Here I am, midway through the first week of work, unable to settle and already exhausted. Why are the first days the hardest (at least I hope they are, it would imply that things will get better, right?)... The English language room is occupied by a group whose classroom is being repaired, I'm displaced. I go from classroom to classroom, I hang out in the teachers' lounge, shivering. Between classes, I listen to other people's conversations, canteen orders, pupils' emergencies (a boy fell and split his head open yesterday, later appeared with four stitches, a vast bruise where his left cheek used to be, a proud smile)... Today the janitor discovered The Radio, so I find myself also listening to national gossip and popular music. He goes somewhere, I turn it off. Phew.

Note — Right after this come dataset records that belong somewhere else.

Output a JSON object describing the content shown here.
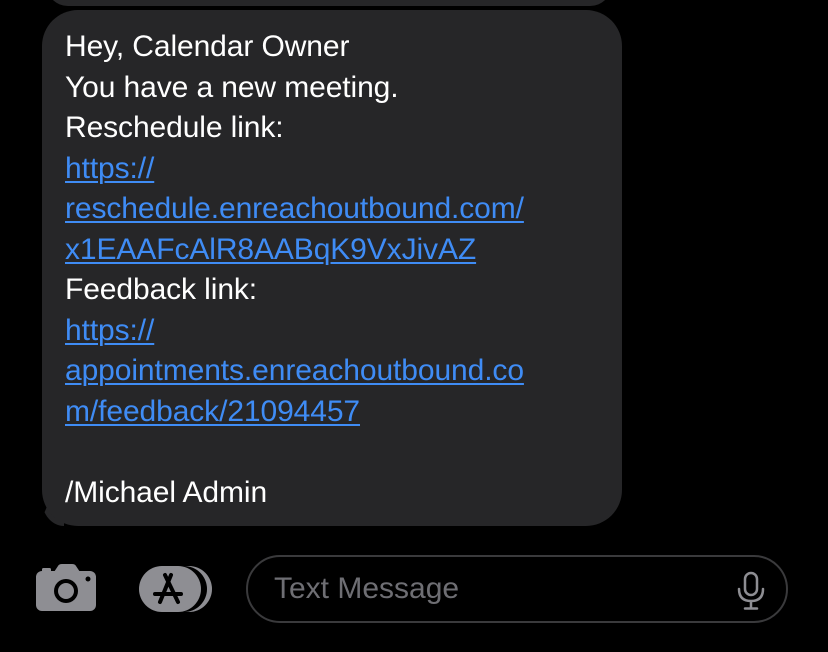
{
  "message": {
    "lines": [
      {
        "text": "Hey, Calendar Owner",
        "type": "text"
      },
      {
        "text": "You have a new meeting.",
        "type": "text"
      },
      {
        "text": "Reschedule link:",
        "type": "text"
      },
      {
        "text": "https://",
        "type": "link"
      },
      {
        "text": "reschedule.enreachoutbound.com/",
        "type": "link"
      },
      {
        "text": "x1EAAFcAlR8AABqK9VxJivAZ",
        "type": "link"
      },
      {
        "text": "Feedback link:",
        "type": "text"
      },
      {
        "text": "https://",
        "type": "link"
      },
      {
        "text": "appointments.enreachoutbound.co",
        "type": "link"
      },
      {
        "text": "m/feedback/21094457",
        "type": "link"
      },
      {
        "text": "",
        "type": "blank"
      },
      {
        "text": "/Michael Admin",
        "type": "text"
      }
    ]
  },
  "composer": {
    "placeholder": "Text Message",
    "value": "",
    "camera_icon": "camera-icon",
    "apps_icon": "app-store-icon",
    "mic_icon": "microphone-icon"
  },
  "colors": {
    "background": "#000000",
    "bubble": "#262628",
    "link": "#3f8cf5",
    "text": "#ffffff",
    "icon": "#8e8e93",
    "placeholder": "#6e6e73"
  }
}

Short respite. The blaring music, it turns out, was scrambling the very thoughts that squeezed and crushed me yesterday. They're flooding back now, a heavy march of things to do, relentless: house building, plumbing, electrics, stone work, pointing, finish roof, doors and windows, window sills, plaster, floors, jobs for the Romanians, alambique, new lime pit, garden, trees.

Small breath.

Nikita school, planning, daily schedules, add literature, add writing programme, review current affairs. Music, history, art. Practical projects, electronics, film-making, green roof for his hut. Clear the yurt and camp area. Read LOTS of books.

Another breath.

Kira school, work on reading (Portuguese AND English=, maths practice, lots of it, make a schedule for the Nintendo (i.e. reduce!), send her to bed earlier, give her some house work chores, start piano lessons, art projects, get her to start a diary while Moona's away, maybe also a small garden patch in Troporiz?

Small break. The janitor is back. He's got to do some photocopies for the fourth year. It's the lyrics of a song, he looks at it and starts singing, gets the two girls who brought the page to sing the next verse, at the end goes 'Hmmmph, that's NOT CORRECT', sings again. Doesn't seem to notice the radio's off.

There's more, I know. I have all my own stuff to put on list. House work, teaching work, trying to get a life; this latter point, it includes all the New Year's resolutions and seems to stay on the extra-curricular side of life. Filling the gas bottle takes precedence.

Drrrrrnng. My class is about to start. Teaching the big numbers to the fourth year groups. Everyone wants to know how to say A Million. Then they say: 'Oh I wish I had A Million Euros...'. They're 9 years old and they want a mountain of money.
Thus I teach the big numbers and hope for a small number as I count down to Friday.